A plus for vegetable farmers, this particular breed of flowering ground cover attracts bumblebees. Anyone who gardens is aware of the scarcity of pollinating bees these days so this makes ajuga a beautiful option for gardeners. What if you have a spot where the only thing that grows well are the weeds? This is the spot for the weed control champion, vinca minor. Commonly known as periwinkle, this rugged little plant grows in such a dense mat that weeds are choked out. Anything that increases that thick will also slow down falling and flowing water, making vinca minor an excellent choice to stop soil erosion as well. Its flowers are most commonly a pale violet, though some varieties with white flowers are available. Like English-ivy, this plant has been classified as an invasive species, but it doesn't climb like the ivy does so your trees will be safe.

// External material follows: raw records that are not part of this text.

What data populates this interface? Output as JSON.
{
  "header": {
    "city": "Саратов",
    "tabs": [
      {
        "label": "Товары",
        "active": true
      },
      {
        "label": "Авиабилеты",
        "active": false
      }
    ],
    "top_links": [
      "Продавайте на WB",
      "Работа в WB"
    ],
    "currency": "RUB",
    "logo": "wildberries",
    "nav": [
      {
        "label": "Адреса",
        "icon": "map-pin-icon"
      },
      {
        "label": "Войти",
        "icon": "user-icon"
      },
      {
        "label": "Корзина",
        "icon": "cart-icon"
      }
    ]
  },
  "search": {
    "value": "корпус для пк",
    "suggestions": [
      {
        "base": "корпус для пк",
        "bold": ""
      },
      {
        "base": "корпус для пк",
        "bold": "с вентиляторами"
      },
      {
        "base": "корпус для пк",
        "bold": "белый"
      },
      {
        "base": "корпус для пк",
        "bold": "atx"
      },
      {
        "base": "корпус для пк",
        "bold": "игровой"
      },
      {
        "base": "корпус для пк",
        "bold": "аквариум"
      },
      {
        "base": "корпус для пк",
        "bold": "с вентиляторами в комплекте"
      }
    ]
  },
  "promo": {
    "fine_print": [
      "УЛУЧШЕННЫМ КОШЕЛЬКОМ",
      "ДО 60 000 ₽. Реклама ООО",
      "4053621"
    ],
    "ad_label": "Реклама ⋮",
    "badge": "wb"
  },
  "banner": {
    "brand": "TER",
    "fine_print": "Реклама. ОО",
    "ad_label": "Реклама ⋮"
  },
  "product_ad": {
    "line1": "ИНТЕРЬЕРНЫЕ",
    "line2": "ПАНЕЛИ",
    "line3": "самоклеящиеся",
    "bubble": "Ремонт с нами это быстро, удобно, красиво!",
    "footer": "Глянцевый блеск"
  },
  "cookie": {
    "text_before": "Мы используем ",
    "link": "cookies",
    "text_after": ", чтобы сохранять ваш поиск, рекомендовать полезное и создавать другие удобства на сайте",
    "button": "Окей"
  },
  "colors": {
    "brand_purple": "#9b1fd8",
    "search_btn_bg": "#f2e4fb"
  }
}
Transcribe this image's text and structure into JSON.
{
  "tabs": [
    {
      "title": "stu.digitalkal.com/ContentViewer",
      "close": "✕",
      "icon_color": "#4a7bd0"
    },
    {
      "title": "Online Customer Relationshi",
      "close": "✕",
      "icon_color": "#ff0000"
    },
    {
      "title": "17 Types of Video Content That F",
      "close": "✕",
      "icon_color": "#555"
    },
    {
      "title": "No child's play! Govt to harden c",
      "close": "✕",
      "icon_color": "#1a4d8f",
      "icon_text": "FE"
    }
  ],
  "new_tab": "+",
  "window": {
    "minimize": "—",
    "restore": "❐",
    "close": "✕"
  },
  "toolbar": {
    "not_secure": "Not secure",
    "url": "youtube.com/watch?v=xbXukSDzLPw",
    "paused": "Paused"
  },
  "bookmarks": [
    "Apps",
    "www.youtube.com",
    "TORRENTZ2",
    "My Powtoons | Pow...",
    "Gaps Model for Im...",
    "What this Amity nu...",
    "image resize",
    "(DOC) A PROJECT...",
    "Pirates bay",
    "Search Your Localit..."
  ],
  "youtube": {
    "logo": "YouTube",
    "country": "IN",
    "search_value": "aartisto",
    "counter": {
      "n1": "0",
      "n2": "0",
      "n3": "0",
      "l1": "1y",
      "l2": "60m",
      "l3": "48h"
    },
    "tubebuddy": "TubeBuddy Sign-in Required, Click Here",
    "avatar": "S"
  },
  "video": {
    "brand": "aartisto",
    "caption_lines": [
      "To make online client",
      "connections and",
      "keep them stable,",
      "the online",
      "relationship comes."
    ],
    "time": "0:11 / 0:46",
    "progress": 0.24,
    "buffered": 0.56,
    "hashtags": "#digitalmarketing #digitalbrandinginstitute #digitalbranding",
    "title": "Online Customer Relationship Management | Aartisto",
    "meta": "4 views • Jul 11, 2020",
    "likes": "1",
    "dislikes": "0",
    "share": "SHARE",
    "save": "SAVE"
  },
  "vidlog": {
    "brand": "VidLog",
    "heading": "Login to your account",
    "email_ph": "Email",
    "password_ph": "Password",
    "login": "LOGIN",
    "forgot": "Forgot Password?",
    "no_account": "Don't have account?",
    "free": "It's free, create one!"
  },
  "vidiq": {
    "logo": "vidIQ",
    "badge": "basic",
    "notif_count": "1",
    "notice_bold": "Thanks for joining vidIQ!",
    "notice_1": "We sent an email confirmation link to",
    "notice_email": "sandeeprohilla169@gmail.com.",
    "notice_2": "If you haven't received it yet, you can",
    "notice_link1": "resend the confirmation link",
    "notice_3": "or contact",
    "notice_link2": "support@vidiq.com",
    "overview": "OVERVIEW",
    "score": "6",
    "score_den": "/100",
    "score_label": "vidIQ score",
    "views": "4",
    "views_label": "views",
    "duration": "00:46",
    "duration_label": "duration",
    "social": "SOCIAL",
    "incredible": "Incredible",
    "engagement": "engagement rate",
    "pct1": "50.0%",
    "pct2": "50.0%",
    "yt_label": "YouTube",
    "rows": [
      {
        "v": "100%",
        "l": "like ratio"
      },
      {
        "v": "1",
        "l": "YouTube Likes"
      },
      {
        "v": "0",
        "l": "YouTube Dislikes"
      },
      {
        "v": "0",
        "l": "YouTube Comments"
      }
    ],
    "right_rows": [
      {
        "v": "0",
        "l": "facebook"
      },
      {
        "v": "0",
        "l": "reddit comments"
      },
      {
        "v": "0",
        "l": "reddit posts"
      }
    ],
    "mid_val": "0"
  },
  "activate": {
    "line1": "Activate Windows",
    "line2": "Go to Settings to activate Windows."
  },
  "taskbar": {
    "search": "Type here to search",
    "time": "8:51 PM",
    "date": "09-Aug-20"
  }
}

Make sure you want it where you plant it because it can be challenging to eradicate once it is established. So if you are looking to fill in the bare areas of your lawn, provide some variety in color, attract wildlife, or get some necessary weed control and stop soil erosion, you should look into some of these flowering groundcovers. Remember to consider the pros and cons of each one, because the right choice can make your life easier while a poor decision could cost you in many ways. Good luck!